Boundaries of quadratic Siegel disks
The boundary of a quadratic Siegel disk can have any prescribed regularity (Buff and Cheritat, 2007). In particular:
Theorem. For every n\ , there are quadratic Siegel disks whose boundary
- is a Jordan curve not containing the critical point and
- is a C^n curve but not a C^{n+1} curve.

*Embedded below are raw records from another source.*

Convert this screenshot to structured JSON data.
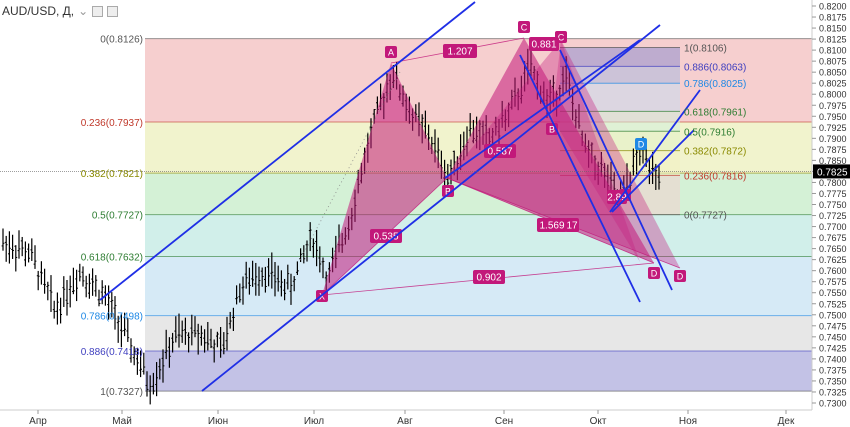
{
  "header": {
    "symbol": "AUD/USD, Д,",
    "caret": "⌄"
  },
  "colors": {
    "line_blue": "#1f2fe6",
    "harmonic_fill": "#c2187a",
    "label_bg": "#c2187a",
    "candle": "#000000",
    "price_badge": "#000000"
  },
  "chart_data": {
    "type": "bar",
    "title": "",
    "ylim": [
      0.73,
      0.822
    ],
    "y_ticks": [
      "0.8200",
      "0.8175",
      "0.8150",
      "0.8125",
      "0.8100",
      "0.8075",
      "0.8050",
      "0.8025",
      "0.8000",
      "0.7975",
      "0.7950",
      "0.7925",
      "0.7900",
      "0.7875",
      "0.7850",
      "0.7825",
      "0.7800",
      "0.7775",
      "0.7750",
      "0.7725",
      "0.7700",
      "0.7675",
      "0.7650",
      "0.7625",
      "0.7600",
      "0.7575",
      "0.7550",
      "0.7525",
      "0.7500",
      "0.7475",
      "0.7450",
      "0.7425",
      "0.7400",
      "0.7375",
      "0.7350",
      "0.7325",
      "0.7300"
    ],
    "x_ticks": [
      "Апр",
      "Май",
      "Июн",
      "Июл",
      "Авг",
      "Сен",
      "Окт",
      "Ноя",
      "Дек"
    ],
    "current_price": "0.7825",
    "fib_left": [
      {
        "label": "0(0.8126)",
        "value": 0.8126,
        "color": "#555555"
      },
      {
        "label": "0.236(0.7937)",
        "value": 0.7937,
        "color": "#c0392b"
      },
      {
        "label": "0.382(0.7821)",
        "value": 0.7821,
        "color": "#8a8a00"
      },
      {
        "label": "0.5(0.7727)",
        "value": 0.7727,
        "color": "#2e7d32"
      },
      {
        "label": "0.618(0.7632)",
        "value": 0.7632,
        "color": "#2e7d32"
      },
      {
        "label": "0.786(0.7498)",
        "value": 0.7498,
        "color": "#1e88e5"
      },
      {
        "label": "0.886(0.7418)",
        "value": 0.7418,
        "color": "#3f3fbf"
      },
      {
        "label": "1(0.7327)",
        "value": 0.7327,
        "color": "#555555"
      }
    ],
    "fib_right": [
      {
        "label": "1(0.8106)",
        "value": 0.8106,
        "color": "#555555"
      },
      {
        "label": "0.886(0.8063)",
        "value": 0.8063,
        "color": "#3f3fbf"
      },
      {
        "label": "0.786(0.8025)",
        "value": 0.8025,
        "color": "#1e88e5"
      },
      {
        "label": "0.618(0.7961)",
        "value": 0.7961,
        "color": "#2e7d32"
      },
      {
        "label": "0.5(0.7916)",
        "value": 0.7916,
        "color": "#2e7d32"
      },
      {
        "label": "0.382(0.7872)",
        "value": 0.7872,
        "color": "#8a8a00"
      },
      {
        "label": "0.236(0.7816)",
        "value": 0.7816,
        "color": "#c0392b"
      },
      {
        "label": "0(0.7727)",
        "value": 0.7727,
        "color": "#555555"
      }
    ],
    "pattern_points": [
      {
        "label": "X",
        "value": 0.7568
      },
      {
        "label": "A",
        "value": 0.8068
      },
      {
        "label": "B",
        "value": 0.78
      },
      {
        "label": "C",
        "value": 0.8126
      },
      {
        "label": "D",
        "value": 0.7605
      }
    ],
    "ratios": [
      "1.207",
      "0.881",
      "0.587",
      "0.535",
      "1.569",
      "17",
      "0.902",
      "2.89"
    ],
    "small_points": [
      "C",
      "B",
      "D",
      "D",
      "B"
    ]
  }
}
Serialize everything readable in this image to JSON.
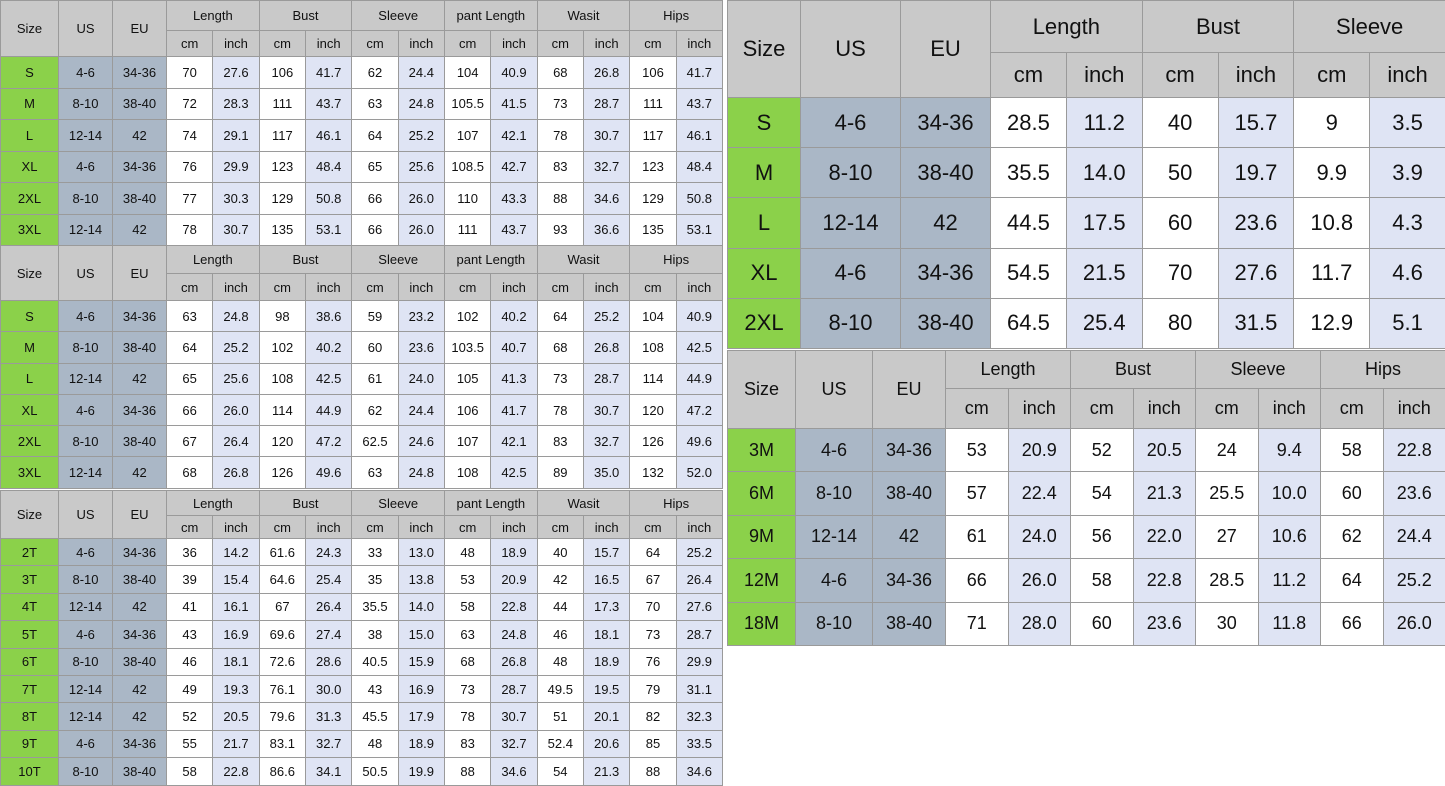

There are also quadratic Siegel disks whose boundary is a Jordan curve not containing the critical point, yet sufficiently irregular not to be a quasicircle.
Digitation
This phenomenon will be only informally described here: take a rotation number \alpha=a_0+1/(a_1+1/\ddots) and consider the Siegel disk Δ of P(z)=e^{i2\pi\alpha} z+z ^2\ . Replace one of the entries a_n of the continued fraction of \alpha by a much bigger integer N. This gives a new irrational \alpha'. Then, the Siegel disk Δ' of P(z)=e^{i2\pi\alpha'} z+z ^2 looks much like Δ but infolded: there are q_n digitations going inward (where q_n is the denominator of the approximant p_n/q_n=a_0+1/(a_1+1/(\ddots+1/a_n))). As N grows, these digitations go deeper, and tend to the fixed point if N tends to \infty\ .
It is probably more general than just for quadratic polynomials, but up to now this phenomenon is well controlled only for them.